Some of grains from Kuala Lumpur markets have been screened for AF contamination (Rahmani and others 2010). Rice and wheat samples were contaminated with AF : AFB1 (12%), AFB2 (23%), AFG1 (18%), and AFG2 (18%). The ranges of total AFs in the contaminated cereal samples were 0.01 to 5.9 ng/g. Yazdani and others (2011) collected samples of milled rice from retail markets in 4 provinces of Malaysia and screened them for Aspergillus and Eurotium spp. contamination. Isolates were then tested for their aflatoxin-producing ability. Only A. flavus isolate was able to produce AFB1 and AFB2. In a survey by Hong and Nurim (2010), AFB1 and AFB2 were detected in 45% of corn-based products (0.2 to 101.8 ng/g). Samples were collected from imported and locally produced products at retail shops and local market in Kuala Terengganu. Wheat and barley samples from different markets in the state of Penang were analyzed for the presence of Aspergillus spp. and AFB1. Reddy and Salleh (2010) reported A. flavus and A. niger as the dominant aflatoxin-producing specie in all samples. AFB1 was detected in some of wheat samples at 0.42 to 1.89 ng/g and 1 barley sample at 0.58 ng/g. Barley and wheat samples were imported from Thailand and India, respectively (Reddy and Salleh 2010). Later in 2011, Reddy and his research group identified A. flavus and A. niger as the dominant aflatoxin-producing fungi in rice samples from Penang (Reddy and others 2011). They reported that rice-based products had the highest incidence of A. flavus. About 65.4% of A. flavus isolates produced AFB1 ranging from 1700 to 4400 ng/g, and 31% produced AFB2 ranging from 620 to 1670 ng/g. Their studies revealed that among the various examined food groups, cereal-based foods were the second most susceptible foods to AFB1 contamination. Peanut products were reported to be the most susceptible to AFB1 and 50% to 75% of cereal-based foods were contaminated with AFB1 with a mean level ranging from 1.25 to 3.86 ng/g. High levels of AFB1 contamination were detected in corn-based products (75%), rice (69.2%), wheat (64.2%), and oats (50%) (Reddy and others 2011).

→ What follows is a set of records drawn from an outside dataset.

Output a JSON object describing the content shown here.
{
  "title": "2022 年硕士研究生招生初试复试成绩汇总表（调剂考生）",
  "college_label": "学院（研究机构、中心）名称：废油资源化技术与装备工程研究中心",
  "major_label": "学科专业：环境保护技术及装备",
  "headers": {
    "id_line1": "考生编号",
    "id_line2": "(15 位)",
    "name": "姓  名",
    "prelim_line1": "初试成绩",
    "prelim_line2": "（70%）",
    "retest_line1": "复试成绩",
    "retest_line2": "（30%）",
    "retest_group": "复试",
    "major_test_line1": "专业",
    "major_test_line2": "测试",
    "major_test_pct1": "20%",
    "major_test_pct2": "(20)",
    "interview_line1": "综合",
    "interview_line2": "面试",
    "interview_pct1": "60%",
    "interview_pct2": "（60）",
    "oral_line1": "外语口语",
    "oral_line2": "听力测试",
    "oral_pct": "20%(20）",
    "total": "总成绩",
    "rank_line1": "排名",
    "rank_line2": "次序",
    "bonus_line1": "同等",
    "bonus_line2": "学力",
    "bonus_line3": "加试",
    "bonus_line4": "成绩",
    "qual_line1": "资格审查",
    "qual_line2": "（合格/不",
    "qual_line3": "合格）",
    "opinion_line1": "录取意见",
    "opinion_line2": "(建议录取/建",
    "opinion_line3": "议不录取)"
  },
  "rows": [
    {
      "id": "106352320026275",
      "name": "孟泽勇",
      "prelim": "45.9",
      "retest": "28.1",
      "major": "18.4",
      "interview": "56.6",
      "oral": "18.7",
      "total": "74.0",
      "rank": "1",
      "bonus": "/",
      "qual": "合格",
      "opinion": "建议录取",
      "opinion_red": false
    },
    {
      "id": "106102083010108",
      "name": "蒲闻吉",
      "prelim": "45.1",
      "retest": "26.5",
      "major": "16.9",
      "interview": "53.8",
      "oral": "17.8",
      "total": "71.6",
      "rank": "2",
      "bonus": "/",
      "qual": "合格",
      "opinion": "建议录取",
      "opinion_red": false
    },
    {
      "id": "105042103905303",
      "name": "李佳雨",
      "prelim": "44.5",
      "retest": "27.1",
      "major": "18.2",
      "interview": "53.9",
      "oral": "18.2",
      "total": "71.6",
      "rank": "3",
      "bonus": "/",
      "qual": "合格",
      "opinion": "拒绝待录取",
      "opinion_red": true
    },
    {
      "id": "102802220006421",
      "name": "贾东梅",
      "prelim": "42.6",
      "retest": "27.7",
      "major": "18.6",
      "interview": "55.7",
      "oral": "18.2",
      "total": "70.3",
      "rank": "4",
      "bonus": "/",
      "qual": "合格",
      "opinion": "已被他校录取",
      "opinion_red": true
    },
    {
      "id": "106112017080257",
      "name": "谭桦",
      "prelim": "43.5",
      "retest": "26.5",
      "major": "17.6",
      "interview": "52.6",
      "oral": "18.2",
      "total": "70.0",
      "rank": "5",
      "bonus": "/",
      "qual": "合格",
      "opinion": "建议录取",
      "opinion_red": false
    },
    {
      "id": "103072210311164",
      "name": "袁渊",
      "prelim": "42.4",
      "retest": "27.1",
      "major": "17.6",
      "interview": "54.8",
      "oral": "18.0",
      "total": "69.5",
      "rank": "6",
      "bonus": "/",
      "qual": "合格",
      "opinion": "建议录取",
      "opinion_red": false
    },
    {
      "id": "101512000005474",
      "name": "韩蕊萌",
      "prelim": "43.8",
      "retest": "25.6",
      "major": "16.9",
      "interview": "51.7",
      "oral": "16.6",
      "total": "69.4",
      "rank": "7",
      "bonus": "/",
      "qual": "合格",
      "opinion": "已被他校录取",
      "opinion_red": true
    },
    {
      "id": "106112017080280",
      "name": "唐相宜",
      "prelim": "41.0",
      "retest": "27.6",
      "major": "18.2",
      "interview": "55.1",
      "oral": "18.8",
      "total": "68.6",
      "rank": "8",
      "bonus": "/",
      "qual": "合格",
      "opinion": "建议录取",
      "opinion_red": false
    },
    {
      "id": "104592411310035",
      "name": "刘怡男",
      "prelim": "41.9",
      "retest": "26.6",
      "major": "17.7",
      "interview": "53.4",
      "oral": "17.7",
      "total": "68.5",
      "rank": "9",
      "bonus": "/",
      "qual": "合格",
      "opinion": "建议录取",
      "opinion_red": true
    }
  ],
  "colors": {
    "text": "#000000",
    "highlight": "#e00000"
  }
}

Malaysian commercial cereal samples including rice, wheat, and maize flakes were analyzed for AFs. The results showed that 33.3% of rice samples were contaminated with AFs ranging from 0.01 to 3.96 ng/g (Soleimany and others 2011). Later in 2012, Soleimany and others determined AFs in cereals from Malaysian markets using a more accurate method. About 70% of cereal samples were contaminated with AFs at levels of 0.15 to 4.54, 0.2 to 3.2, 0.26 to 2.59, and 0.12 to 1.94 ng/g for rice, wheat, barley, oat, and maize meal, respectively (Soleimany and others 2012a, b). As AFs were detected at low concentration in rice, therefore, rice and its products can be considered low-risk commodities in Malaysia. There were only a few reports on OTA in cereals from Malaysia. Rahmani and others (2010) found very low levels of OTA ranging from 0.03 to 5.32 ng/g in barley, rice, maize meal, and oat from Malaysian markets (Rahmani and others 2010). In the simultaneous determination of mycotoxins in cereals, Soleimany and others (2011) detected OTA in barley, wheat, maize meal, oat, and rice samples (0.1 to 5.32 ng/g) (Soleimany and others 2011). They also surveyed OTA contamination in commercial samples of rice, wheat, and maize flakes in Malaysia. Low levels of OTA were detected in the samples (0.49 to 5.71 ng/g) (Soleimany and others 2012a). Later, in a broader study, they used UPLC-MS/MS for the detection of mycotoxins in cereals and reported that some samples of rice, wheat, oat, barley, and maize meal were contaminated with OTA (Table 1). However, only 1 maize-meal sample exceeded the proposed regulatory limit of 5 ng/g (Soleimany and others 2012b).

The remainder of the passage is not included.